Ketika sedang sibuk memilah-milah barang, tiba-tiba matanya tertuju pada sebuah surat yang telah usang. Ia membukanya, membaca setiap huruf yang terlihat tidak rapi, kemudian ia tertawa.

"Sudah lama ya." Gumamnya.

Ia kembali membaca surat lama itu sambil tersenyum membayangkan masa lalunya.

Yoongi-ya! Berjanjilah padaku di masa depan nanti kau harus menikah denganku! Arasseo?! Pokoknya sama Park Jimin ya, jangan sama yang lain.

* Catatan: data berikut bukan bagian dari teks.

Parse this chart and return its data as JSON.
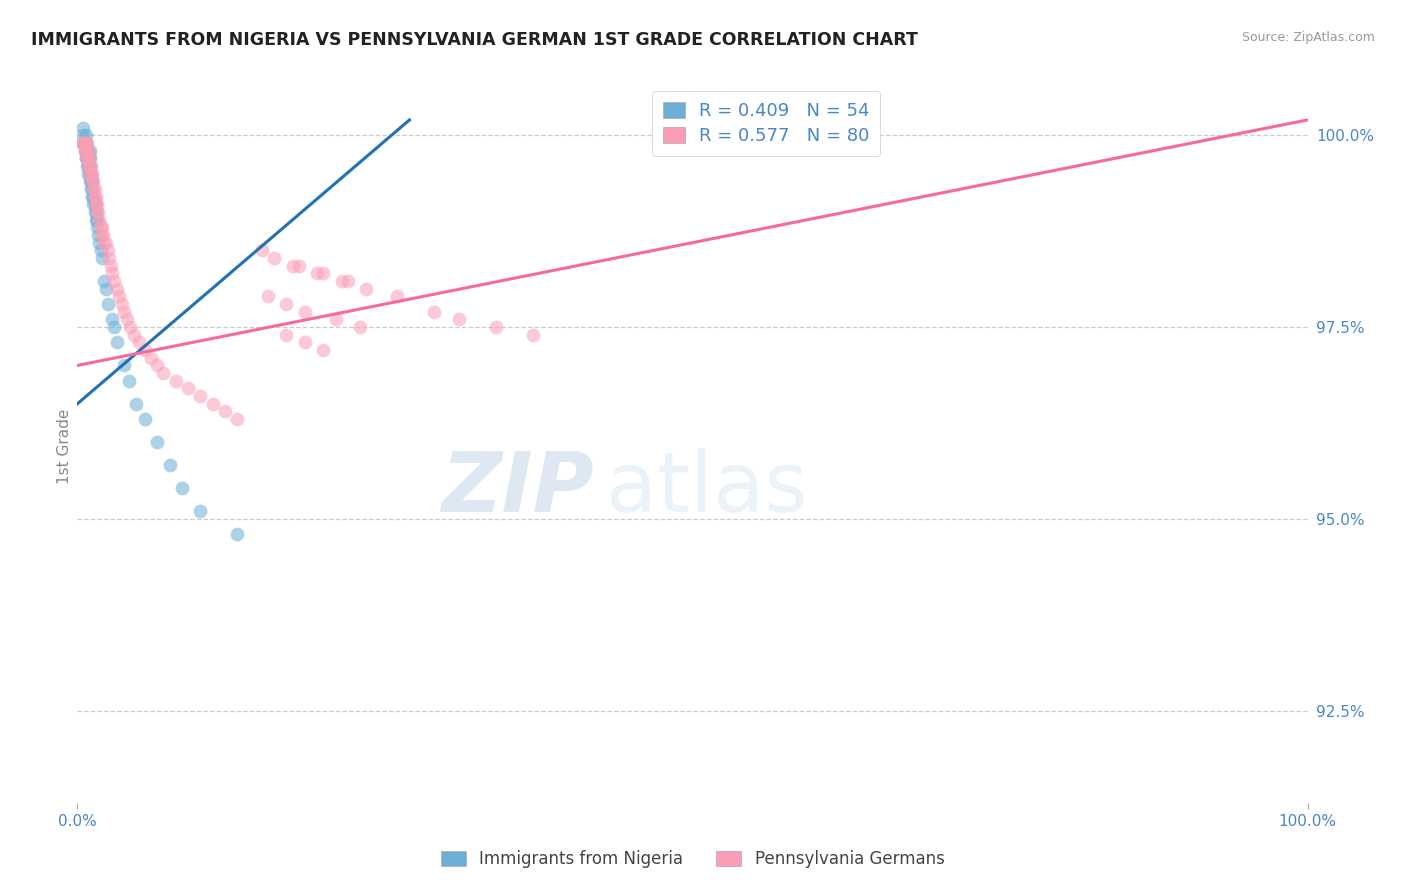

"Dua belas tahun yang lalu ya?" tanyanya pada diri sendiri. kemudian ia mengantungi surat tersebut ke dalam saku celananya.

Dua belas tahun yang lalu, tahun 2002, Jimin bertemu dengannya. Lelaki mungil berkulit putih pucat dengan wajah menggemaskan. Tapi ekspresi yang ditunjukkan sangat berkebalikan dengan wajah imutnya.

"Hai! Aku Park Jimin! kau?" seorang anak kecil tambun dengan gigi ompongnya memperkenalkan diri. Ia mengulurkan tangannya ke hadapan lelaki pucat itu.

Si pucat hanya memandangi uluran tangan Jimin tanpa minat. Kemudian ia membalas uluran tangan itu dengan malas.

"Yoongi." Jawabnya singkat.

Si tambun tersenyum menampakkan deretan giginya yang jarang dan berlubang. Saat ia tersenyum kedua matanya menjadi segaris.

"Mulai sekarang Yongie adalah teman Chim!"

Matahari bersinar terik di musim panas tahun 2002 kala itu. Jimin dan Yoongi sedang duduk berdua di ayunan taman sore itu menunggu teman-teman yang lain.

"Yongie suka menyanyi nggak?" tanya Jimin. Yoongi menatap Jimin penuh tanya.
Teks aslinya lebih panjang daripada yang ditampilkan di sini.